Ok, late 80s, to mid 90s: usenet.
"Fragmentation is a more natural state of being."
Bears are natural. Also, botulotoxin and cyanide. Just because it's natural doesn't mean it's beneficial to you or good for you.
Need Mercedes parts ?
"Give me one other part of history where everybody shows up to the same social space."
TV
Radio
Newspaper
There's one mega site "everybody" uses, just like how there used to be one mega network "everybody" watched (NBC) and one mega network "everybody" listened to (NBC again under RCA), etc.
The only thing different with social media is that since people are providing their own shit as content, they end up more closely tied to a particular site because of its content than they were with TV, radio, newspapers, bards, etc. That said, Facebook may be a behemoth but it's certainly not the only behemoth - there's Twitter and Youtube, for example. "everybody" is on Twitter, and "everybody" watches videos on Youtube.
> by leaving your comfort zone.
How is socializing with other members of your faith leaving your comfort zone? Church IS your comfort zone. So is the marketplace where you gather with FRIENDS.
>The real anomaly is in the walls that keep us from knowing each other.
Like the one that surrounds facebook, and the walls within facebook that prevent certain interactions between its members.
Yes, Facebook is the hosting platform, just as email once existed within computers and didn't travel between them. We don't yet have a Social Media Transport Protocol that allows peering between providers, but one day we will, and Facebook will follow AOL & CompuServe to the big walled garden in the sky. But, IMHO, that day is not in the near future.

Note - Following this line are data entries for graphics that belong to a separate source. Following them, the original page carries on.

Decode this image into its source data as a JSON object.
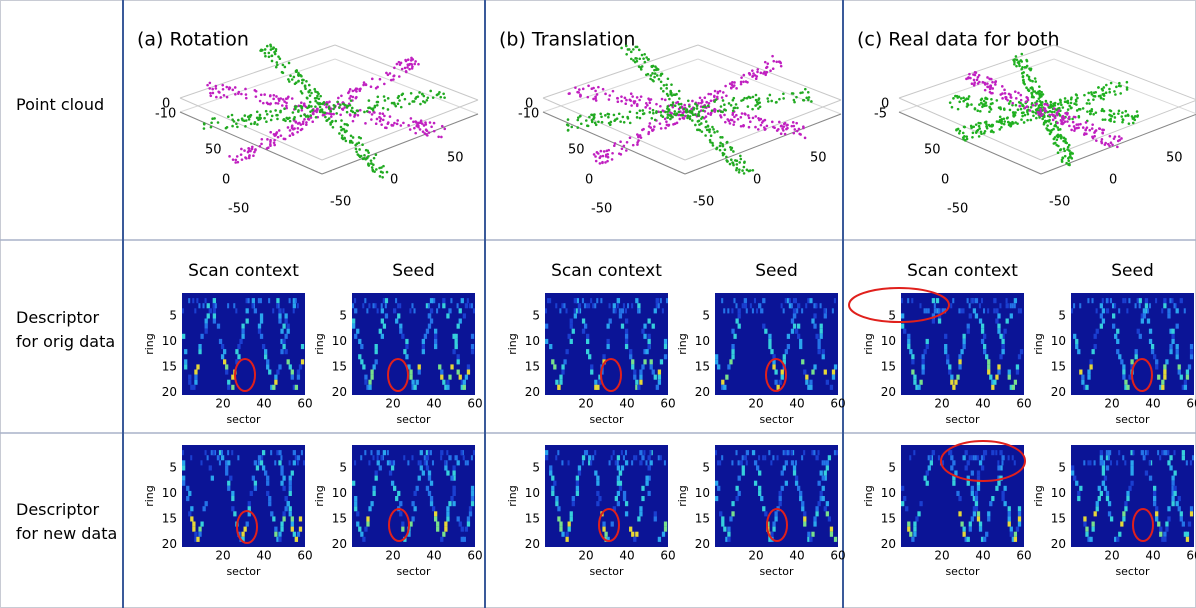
{
  "row_labels": [
    "Point cloud",
    "Descriptor for orig data",
    "Descriptor for new data"
  ],
  "columns": [
    {
      "title": "(a) Rotation",
      "z_ticks": [
        "0",
        "-10"
      ],
      "left_ticks": [
        "50",
        "0",
        "-50"
      ],
      "right_ticks": [
        "50",
        "0",
        "-50"
      ],
      "descriptors": [
        "Scan context",
        "Seed"
      ]
    },
    {
      "title": "(b) Translation",
      "z_ticks": [
        "0",
        "-10"
      ],
      "left_ticks": [
        "50",
        "0",
        "-50"
      ],
      "right_ticks": [
        "50",
        "0",
        "-50"
      ],
      "descriptors": [
        "Scan context",
        "Seed"
      ]
    },
    {
      "title": "(c) Real data for both",
      "z_ticks": [
        "0",
        "-5"
      ],
      "left_ticks": [
        "50",
        "0",
        "-50"
      ],
      "right_ticks": [
        "50",
        "0",
        "-50"
      ],
      "descriptors": [
        "Scan context",
        "Seed"
      ]
    }
  ],
  "descriptor_axes": {
    "y_label": "ring",
    "y_ticks": [
      "5",
      "10",
      "15",
      "20"
    ],
    "x_label": "sector",
    "x_ticks": [
      "20",
      "40",
      "60"
    ]
  }
}
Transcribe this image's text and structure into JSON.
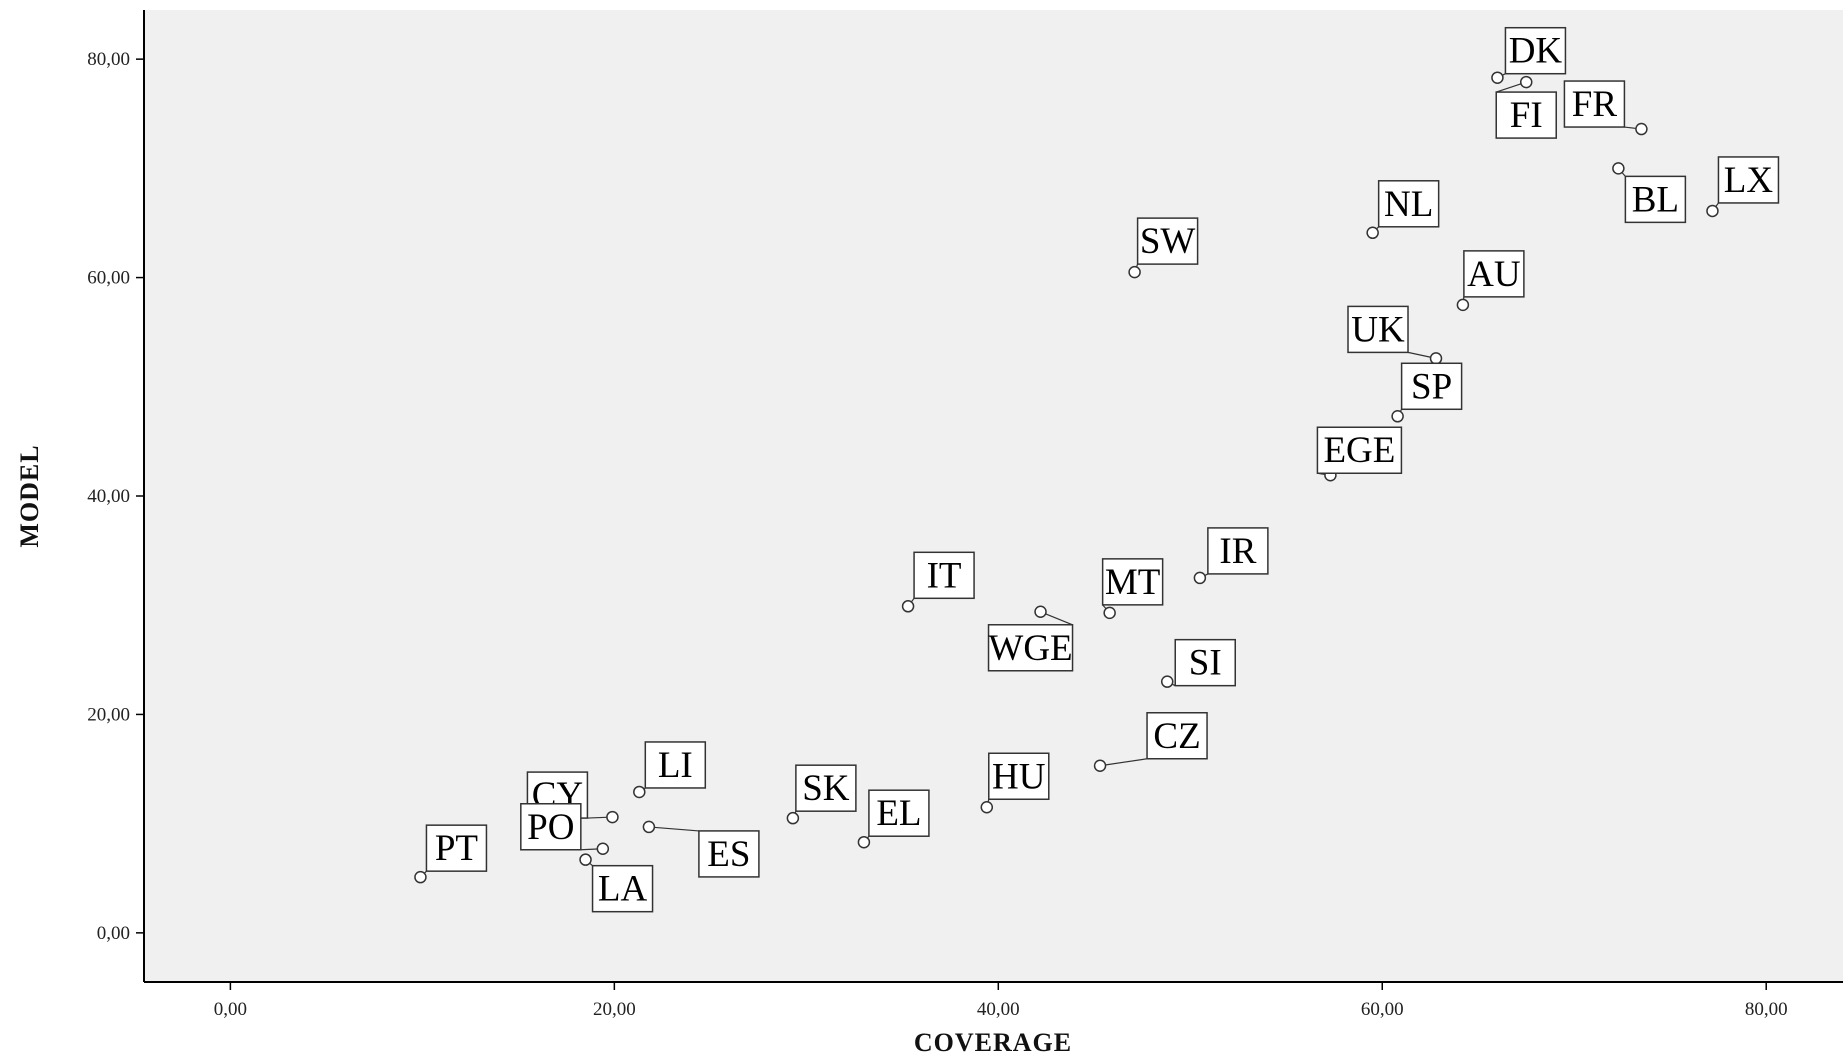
{
  "chart_data": {
    "type": "scatter",
    "xlabel": "COVERAGE",
    "ylabel": "MODEL",
    "xlim": [
      -4.5,
      84
    ],
    "ylim": [
      -4.5,
      84.5
    ],
    "x_ticks": [
      "0,00",
      "20,00",
      "40,00",
      "60,00",
      "80,00"
    ],
    "y_ticks": [
      "0,00",
      "20,00",
      "40,00",
      "60,00",
      "80,00"
    ],
    "grid": false,
    "colors": {
      "plot_background": "#f0f0f0",
      "marker": "#ffffff",
      "marker_edge": "#333333"
    },
    "points": [
      {
        "label": "DK",
        "x": 66.0,
        "y": 78.3
      },
      {
        "label": "FI",
        "x": 67.5,
        "y": 77.9
      },
      {
        "label": "FR",
        "x": 73.5,
        "y": 73.6
      },
      {
        "label": "BL",
        "x": 72.3,
        "y": 70.0
      },
      {
        "label": "LX",
        "x": 77.2,
        "y": 66.1
      },
      {
        "label": "NL",
        "x": 59.5,
        "y": 64.1
      },
      {
        "label": "SW",
        "x": 47.1,
        "y": 60.5
      },
      {
        "label": "AU",
        "x": 64.2,
        "y": 57.5
      },
      {
        "label": "UK",
        "x": 62.8,
        "y": 52.6
      },
      {
        "label": "SP",
        "x": 60.8,
        "y": 47.3
      },
      {
        "label": "EGE",
        "x": 57.3,
        "y": 41.9
      },
      {
        "label": "IR",
        "x": 50.5,
        "y": 32.5
      },
      {
        "label": "IT",
        "x": 35.3,
        "y": 29.9
      },
      {
        "label": "MT",
        "x": 45.8,
        "y": 29.3
      },
      {
        "label": "WGE",
        "x": 42.2,
        "y": 29.4
      },
      {
        "label": "SI",
        "x": 48.8,
        "y": 23.0
      },
      {
        "label": "CZ",
        "x": 45.3,
        "y": 15.3
      },
      {
        "label": "HU",
        "x": 39.4,
        "y": 11.5
      },
      {
        "label": "LI",
        "x": 21.3,
        "y": 12.9
      },
      {
        "label": "CY",
        "x": 19.9,
        "y": 10.6
      },
      {
        "label": "SK",
        "x": 29.3,
        "y": 10.5
      },
      {
        "label": "ES",
        "x": 21.8,
        "y": 9.7
      },
      {
        "label": "EL",
        "x": 33.0,
        "y": 8.3
      },
      {
        "label": "PO",
        "x": 19.4,
        "y": 7.7
      },
      {
        "label": "LA",
        "x": 18.5,
        "y": 6.7
      },
      {
        "label": "PT",
        "x": 9.9,
        "y": 5.1
      }
    ]
  }
}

Two words: Network effects.
Facebook succeeds not because it's anything special, but because a critical mass of the population uses it, and each person can independently decide the shape of their "community". If I meet someone new in the real world, and want to keep up with what's going on in their life, odds are we're both on Facebook. Nobody else offers that. A new competitor could start that was 100x better than Facebook in every technological way, but until they reached a critical mass of users nobody would care.
--- Most topics have many sides worth arguing, allow me to take one opposite you.